Wen Katharina Reich nicht erwähnte: Kinder unter fünf Jahren. 433.755 von ihnen lebten 2021 in Österreich. Sie können sich nicht impfen lassen. Und über sie sprechen wir seit Beginn der Pandemie kaum. 

Humankapital und Superspreader

Während Schüler*innen als „Humankapital“ (ehemaliger Bildungsminister Faßmann in einem Ö1-Interview im Mai 2020) unter Leistungsdruck gesetzt werden, sind Kindergartenkinder mit ihren Eltern und Kindergartenpädagog*innen in der Pandemieregulierung der Bundesregierung quasi unsichtbar.

Im ersten Lockdown waren die Kindergärten de facto geschlossen. Eltern, vor allem aber Mütter, füllten die Lücke durch Reduktion oder Verschiebung der Lohnarbeit in die Nacht- und frühen Morgenstunden. Kinder und Jugendliche galten in der ersten Welle der Corona-Krise als „Superspreader“, die ihre Großeltern gefährden.

Auf Grund der Schul- und Kindergartenschließungen, aber auch aller kinderrelevanter Freizeiteinrichtungen waren die Corona-Zahlen bei Kindern niedrig. Schnell entstand der Mythos, sie könnten gar kein Corona bekommen oder der Verlauf bei Kindern sei immer besonders mild.

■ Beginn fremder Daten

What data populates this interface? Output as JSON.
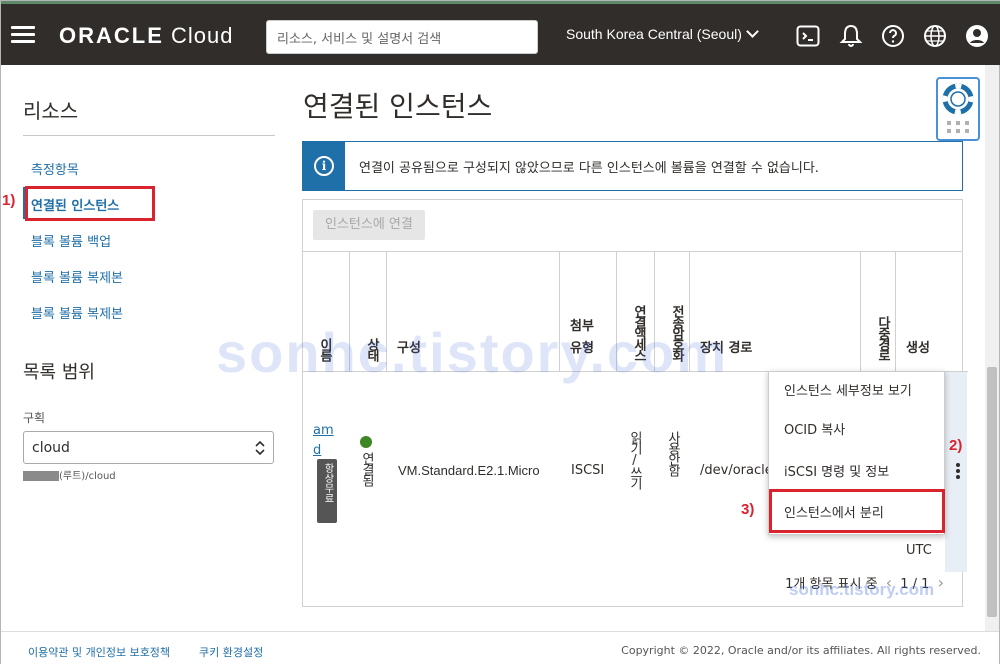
{
  "header": {
    "logo_bold": "ORACLE",
    "logo_light": "Cloud",
    "search_placeholder": "리소스, 서비스 및 설명서 검색",
    "region": "South Korea Central (Seoul)"
  },
  "sidebar": {
    "title": "리소스",
    "items": [
      {
        "label": "측정항목"
      },
      {
        "label": "연결된 인스턴스"
      },
      {
        "label": "블록 볼륨 백업"
      },
      {
        "label": "블록 볼륨 복제본"
      },
      {
        "label": "블록 볼륨 복제본"
      }
    ],
    "scope_title": "목록 범위",
    "compartment_label": "구획",
    "compartment_value": "cloud",
    "compartment_path": "(루트)/cloud"
  },
  "main": {
    "title": "연결된 인스턴스",
    "info_message": "연결이 공유됨으로 구성되지 않았으므로 다른 인스턴스에 볼륨을 연결할 수 없습니다.",
    "attach_button": "인스턴스에 연결",
    "columns": {
      "name": "이름",
      "state": "상태",
      "shape": "구성",
      "attachment_type": "첨부 유형",
      "access": "연결액세스",
      "encryption": "전송암호화",
      "device_path": "장치 경로",
      "multipath": "다중경로",
      "created": "생성"
    },
    "row": {
      "name": "amd",
      "badge": "항상무료",
      "state": "연결됨",
      "shape": "VM.Standard.E2.1.Micro",
      "attachment_type": "ISCSI",
      "access": "읽기/쓰기",
      "encryption": "사용안함",
      "device_path": "/dev/oracle",
      "created_tail": "UTC"
    },
    "pager_text": "1개 항목 표시 중",
    "pager_pages": "1 / 1"
  },
  "menu": {
    "items": [
      {
        "label": "인스턴스 세부정보 보기"
      },
      {
        "label": "OCID 복사"
      },
      {
        "label": "iSCSI 명령 및 정보"
      },
      {
        "label": "인스턴스에서 분리"
      }
    ]
  },
  "annotations": {
    "step1": "1)",
    "step2": "2)",
    "step3": "3)"
  },
  "watermark": "sonhc.tistory.com",
  "footer": {
    "terms": "이용약관 및 개인정보 보호정책",
    "cookies": "쿠키 환경설정",
    "copyright": "Copyright © 2022, Oracle and/or its affiliates. All rights reserved."
  },
  "colors": {
    "topbar": "#312d2a",
    "link": "#1f6fa8",
    "annotation_red": "#d9232f",
    "status_green": "#3f8624"
  }
}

Zugang zu Impfungen und Tests

Während Schüler*innen heute zumindest theoretisch Zugang zur Corona-Schutzimpfung haben, ist dieser für Kindergartenkinder kaum möglich. Kaum – denn wer über ausreichend soziales Kapital verfügt, kann sich unter der Hand die Liste jener Ärzt*innen erfragen, die auf Wunsch der Eltern Unter-Fünfjährige off-label impfen.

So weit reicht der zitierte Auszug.